Luego pensé en Rodrigo. Se lo diría en la noche, al final del día. Compré una botella de un buen vino y lo esperé. Mi corazón latía a la velocidad de la luz. Sentada en la sala y con la chimenea prendida aguardé por horas rodeada de velas que despedían fragancias relajantes, hasta que me quedé dormida. Cuando desperté, era medianoche y Rodrigo no había llegado. El fuego se había apagado. Aventé los resultados a la leña aún caliente y me fui a dormir. No solía reaccionar de manera tan impulsiva, pensé mientras veía los papeles convertirse en cenizas. Ni siquiera me preocupó el hecho de que Rodrigo no hubiera llegado todavía, algo que era absolutamente inusual. Pero yo nunca había querido ser de esas esposas que entran en pánico cada vez que su marido no se presenta a la hora acostumbrada, así que tuve que culpar a las hormonas que debían estar ya revueltas.

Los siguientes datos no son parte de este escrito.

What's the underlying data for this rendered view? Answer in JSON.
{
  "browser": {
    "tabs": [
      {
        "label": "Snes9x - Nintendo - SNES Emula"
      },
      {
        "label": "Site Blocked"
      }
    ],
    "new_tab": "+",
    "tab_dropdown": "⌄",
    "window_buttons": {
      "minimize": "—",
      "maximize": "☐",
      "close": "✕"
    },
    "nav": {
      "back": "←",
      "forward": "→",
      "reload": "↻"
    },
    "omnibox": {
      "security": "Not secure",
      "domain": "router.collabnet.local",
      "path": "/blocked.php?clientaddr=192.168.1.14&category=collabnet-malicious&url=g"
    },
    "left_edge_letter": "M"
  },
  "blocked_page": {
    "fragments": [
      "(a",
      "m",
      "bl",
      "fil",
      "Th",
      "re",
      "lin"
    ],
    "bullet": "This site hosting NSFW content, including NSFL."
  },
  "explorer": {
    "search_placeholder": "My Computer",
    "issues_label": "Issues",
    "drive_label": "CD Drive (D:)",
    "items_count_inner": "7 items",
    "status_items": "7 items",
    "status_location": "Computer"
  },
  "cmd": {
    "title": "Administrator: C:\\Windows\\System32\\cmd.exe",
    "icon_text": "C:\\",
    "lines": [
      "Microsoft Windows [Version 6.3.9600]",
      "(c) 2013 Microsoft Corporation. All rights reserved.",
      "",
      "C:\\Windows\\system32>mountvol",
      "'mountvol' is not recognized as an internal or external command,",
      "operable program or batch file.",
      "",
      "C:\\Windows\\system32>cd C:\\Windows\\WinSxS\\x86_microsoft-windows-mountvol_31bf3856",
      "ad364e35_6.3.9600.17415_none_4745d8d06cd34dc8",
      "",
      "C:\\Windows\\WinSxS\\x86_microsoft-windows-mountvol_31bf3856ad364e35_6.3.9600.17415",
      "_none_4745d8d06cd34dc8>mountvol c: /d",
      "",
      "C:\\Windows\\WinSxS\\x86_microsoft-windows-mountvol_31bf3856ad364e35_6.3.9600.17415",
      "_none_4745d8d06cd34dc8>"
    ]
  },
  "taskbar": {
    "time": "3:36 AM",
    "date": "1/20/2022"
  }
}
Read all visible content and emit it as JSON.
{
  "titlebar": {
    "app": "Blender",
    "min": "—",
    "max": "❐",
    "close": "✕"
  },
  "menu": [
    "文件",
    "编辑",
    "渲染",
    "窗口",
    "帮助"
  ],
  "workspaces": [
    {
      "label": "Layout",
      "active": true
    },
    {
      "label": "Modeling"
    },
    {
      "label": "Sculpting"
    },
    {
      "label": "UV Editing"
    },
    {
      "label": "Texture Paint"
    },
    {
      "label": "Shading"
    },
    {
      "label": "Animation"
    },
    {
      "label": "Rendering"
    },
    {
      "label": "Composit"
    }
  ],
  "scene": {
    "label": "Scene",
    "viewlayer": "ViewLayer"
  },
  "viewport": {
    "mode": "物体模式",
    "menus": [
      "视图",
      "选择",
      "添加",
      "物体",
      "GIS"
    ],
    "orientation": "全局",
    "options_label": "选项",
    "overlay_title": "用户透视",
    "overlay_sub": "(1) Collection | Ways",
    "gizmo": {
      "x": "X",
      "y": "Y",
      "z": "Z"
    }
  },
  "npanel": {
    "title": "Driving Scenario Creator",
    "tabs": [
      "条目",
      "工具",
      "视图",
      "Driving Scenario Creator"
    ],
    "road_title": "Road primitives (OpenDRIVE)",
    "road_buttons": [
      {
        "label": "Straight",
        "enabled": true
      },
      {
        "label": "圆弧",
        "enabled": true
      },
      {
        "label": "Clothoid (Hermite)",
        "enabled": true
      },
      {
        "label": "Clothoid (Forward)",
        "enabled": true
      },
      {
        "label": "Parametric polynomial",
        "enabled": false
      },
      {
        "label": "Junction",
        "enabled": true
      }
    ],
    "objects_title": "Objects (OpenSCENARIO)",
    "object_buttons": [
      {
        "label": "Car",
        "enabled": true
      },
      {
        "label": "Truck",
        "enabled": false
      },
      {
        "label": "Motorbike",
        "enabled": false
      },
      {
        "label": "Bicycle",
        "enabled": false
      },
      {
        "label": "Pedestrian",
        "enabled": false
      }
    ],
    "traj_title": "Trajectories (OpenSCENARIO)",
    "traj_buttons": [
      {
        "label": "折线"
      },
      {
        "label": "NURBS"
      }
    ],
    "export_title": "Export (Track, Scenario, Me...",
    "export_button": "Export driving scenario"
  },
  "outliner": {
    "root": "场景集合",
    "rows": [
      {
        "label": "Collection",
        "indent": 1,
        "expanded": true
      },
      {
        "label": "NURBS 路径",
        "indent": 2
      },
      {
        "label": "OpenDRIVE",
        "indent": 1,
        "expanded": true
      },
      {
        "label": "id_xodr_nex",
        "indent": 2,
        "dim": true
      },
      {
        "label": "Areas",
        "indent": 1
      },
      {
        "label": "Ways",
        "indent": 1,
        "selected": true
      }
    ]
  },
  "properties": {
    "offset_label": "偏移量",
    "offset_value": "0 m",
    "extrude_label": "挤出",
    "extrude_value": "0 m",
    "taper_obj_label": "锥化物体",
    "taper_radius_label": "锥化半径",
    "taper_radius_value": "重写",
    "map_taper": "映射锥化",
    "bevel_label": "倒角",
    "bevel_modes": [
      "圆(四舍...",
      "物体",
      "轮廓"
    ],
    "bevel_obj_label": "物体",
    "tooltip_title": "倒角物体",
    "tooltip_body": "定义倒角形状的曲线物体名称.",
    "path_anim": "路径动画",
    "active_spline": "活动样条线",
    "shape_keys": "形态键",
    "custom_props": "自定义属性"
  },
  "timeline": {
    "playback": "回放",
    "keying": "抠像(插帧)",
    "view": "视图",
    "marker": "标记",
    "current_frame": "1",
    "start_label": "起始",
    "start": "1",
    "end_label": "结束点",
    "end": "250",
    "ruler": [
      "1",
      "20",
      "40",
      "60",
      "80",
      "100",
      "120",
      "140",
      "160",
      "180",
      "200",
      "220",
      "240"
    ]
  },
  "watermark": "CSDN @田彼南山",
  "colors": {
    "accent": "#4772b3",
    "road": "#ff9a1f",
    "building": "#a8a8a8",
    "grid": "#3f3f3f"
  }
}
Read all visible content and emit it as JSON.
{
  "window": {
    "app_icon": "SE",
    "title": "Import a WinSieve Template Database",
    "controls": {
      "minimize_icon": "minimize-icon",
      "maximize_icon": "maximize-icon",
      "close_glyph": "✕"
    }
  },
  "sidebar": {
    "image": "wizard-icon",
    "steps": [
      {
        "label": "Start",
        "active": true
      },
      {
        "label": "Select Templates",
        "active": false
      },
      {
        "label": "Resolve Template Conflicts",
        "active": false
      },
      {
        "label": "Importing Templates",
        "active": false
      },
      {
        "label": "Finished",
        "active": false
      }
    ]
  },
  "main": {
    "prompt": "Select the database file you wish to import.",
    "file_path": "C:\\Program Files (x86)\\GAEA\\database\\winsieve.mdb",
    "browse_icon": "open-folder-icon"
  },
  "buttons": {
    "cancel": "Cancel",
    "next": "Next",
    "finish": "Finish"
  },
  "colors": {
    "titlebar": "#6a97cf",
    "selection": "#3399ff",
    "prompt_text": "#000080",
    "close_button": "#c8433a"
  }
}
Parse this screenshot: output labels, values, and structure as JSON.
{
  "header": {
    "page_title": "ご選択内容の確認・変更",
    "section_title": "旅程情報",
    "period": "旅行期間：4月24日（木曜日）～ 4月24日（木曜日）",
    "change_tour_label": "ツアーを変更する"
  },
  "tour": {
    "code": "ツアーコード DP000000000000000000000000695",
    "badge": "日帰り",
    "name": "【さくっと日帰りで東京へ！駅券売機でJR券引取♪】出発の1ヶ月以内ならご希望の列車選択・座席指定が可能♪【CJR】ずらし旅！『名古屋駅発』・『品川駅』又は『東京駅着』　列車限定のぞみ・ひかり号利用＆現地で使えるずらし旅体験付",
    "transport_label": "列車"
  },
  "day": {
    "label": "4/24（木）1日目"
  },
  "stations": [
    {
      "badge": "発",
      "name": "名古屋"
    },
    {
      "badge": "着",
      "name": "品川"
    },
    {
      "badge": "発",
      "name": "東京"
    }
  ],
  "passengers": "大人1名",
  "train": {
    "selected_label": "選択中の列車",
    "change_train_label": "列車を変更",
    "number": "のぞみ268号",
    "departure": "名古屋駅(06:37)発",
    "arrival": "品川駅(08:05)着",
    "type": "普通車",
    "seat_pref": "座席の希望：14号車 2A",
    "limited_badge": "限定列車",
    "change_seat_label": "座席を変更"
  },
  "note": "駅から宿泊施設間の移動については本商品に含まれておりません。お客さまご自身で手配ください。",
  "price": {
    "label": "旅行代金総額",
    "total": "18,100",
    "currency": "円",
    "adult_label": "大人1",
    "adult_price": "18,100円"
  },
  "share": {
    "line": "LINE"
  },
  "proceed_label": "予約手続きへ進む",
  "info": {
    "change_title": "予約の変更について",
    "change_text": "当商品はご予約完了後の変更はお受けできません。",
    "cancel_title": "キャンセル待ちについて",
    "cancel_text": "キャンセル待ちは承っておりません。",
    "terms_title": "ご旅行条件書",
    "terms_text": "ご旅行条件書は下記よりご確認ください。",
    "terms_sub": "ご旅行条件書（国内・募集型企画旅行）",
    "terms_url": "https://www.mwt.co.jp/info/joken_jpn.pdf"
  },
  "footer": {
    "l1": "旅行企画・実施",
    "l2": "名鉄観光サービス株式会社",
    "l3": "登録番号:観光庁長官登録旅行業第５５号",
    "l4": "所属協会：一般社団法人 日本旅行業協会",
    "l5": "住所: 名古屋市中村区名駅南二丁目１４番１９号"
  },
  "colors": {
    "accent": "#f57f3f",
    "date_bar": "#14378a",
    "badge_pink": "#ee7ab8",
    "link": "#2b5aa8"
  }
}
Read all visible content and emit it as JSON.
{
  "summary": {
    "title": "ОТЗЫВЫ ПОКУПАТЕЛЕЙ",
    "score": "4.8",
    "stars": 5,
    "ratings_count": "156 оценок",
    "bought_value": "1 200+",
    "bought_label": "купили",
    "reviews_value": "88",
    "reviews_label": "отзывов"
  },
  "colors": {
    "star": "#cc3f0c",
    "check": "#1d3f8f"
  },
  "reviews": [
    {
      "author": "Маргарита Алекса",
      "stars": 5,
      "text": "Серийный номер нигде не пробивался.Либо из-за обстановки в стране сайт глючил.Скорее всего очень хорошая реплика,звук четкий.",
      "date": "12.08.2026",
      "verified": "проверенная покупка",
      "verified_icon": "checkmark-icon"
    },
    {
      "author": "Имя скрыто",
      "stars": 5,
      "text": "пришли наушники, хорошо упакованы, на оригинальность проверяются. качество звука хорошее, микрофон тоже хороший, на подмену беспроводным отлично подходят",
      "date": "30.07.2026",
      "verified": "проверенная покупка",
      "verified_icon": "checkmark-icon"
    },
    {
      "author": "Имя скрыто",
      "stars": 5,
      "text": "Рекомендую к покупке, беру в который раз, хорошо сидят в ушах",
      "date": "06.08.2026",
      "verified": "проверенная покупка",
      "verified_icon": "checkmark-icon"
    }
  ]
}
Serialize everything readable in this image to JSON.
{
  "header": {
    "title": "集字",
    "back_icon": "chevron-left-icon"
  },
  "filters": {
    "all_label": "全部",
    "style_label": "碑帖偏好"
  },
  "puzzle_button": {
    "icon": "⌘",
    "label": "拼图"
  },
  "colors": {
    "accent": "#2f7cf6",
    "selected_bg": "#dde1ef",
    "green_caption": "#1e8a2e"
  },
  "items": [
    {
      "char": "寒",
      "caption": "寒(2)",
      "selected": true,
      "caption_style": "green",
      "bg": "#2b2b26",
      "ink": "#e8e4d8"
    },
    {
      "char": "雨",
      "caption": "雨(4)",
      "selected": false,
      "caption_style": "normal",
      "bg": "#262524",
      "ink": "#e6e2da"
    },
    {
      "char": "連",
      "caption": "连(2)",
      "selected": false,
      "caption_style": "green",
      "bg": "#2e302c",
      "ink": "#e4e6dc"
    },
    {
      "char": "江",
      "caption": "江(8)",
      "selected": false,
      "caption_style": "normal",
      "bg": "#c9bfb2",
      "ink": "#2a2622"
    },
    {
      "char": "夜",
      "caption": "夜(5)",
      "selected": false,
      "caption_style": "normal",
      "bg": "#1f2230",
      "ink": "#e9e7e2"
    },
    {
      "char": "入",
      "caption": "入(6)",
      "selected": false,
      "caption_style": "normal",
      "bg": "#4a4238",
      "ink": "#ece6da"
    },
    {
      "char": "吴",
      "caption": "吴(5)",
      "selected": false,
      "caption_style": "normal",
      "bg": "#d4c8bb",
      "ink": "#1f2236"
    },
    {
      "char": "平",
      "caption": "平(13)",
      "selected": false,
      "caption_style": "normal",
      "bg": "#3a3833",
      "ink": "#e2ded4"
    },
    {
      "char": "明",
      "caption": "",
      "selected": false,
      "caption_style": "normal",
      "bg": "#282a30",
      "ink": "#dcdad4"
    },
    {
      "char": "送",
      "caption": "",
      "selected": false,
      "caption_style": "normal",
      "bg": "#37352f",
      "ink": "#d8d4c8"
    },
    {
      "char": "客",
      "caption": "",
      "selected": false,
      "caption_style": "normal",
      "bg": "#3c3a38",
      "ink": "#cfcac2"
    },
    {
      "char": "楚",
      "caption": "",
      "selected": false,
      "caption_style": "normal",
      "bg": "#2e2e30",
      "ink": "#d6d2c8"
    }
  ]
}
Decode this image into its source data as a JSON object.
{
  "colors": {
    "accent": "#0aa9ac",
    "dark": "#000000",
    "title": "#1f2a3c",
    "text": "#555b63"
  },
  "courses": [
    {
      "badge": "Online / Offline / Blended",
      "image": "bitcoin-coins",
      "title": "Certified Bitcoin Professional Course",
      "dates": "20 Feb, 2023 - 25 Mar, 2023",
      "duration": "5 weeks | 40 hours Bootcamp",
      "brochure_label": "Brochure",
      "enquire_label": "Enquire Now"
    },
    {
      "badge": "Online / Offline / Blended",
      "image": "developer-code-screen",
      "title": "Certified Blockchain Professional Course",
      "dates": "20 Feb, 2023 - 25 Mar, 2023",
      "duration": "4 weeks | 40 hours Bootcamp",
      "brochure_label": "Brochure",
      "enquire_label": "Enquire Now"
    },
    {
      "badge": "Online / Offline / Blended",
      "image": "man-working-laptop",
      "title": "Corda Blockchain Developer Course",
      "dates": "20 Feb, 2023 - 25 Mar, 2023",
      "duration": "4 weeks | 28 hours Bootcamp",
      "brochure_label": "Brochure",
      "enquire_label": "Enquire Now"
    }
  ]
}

La mañana siguiente, al despertar, percibí que Rodrigo estaba ya en la ducha por el sonido del agua que corría en el baño. Todavía no podía creer la noticia. Me sentía la mujer más afortunada del planeta, como si fuera la primera mujer embarazada del mundo. Me olvidé de la cólera de la noche anterior y me paré de la cama dispuesta a meterme en la ducha con Rodrigo y darle la noticia, a mí manera. En ese momento, él salió del baño y, para mi sorpresa, llevaba un sobre en la mano. Pensé en mis resultados, pero sólo quedaban cenizas de aquellos. Quizás habría ido él mismo al laboratorio. Pero no, si yo no le había dicho que me iba a hacer la prueba, ni siquiera le había comentado de mis sospechas.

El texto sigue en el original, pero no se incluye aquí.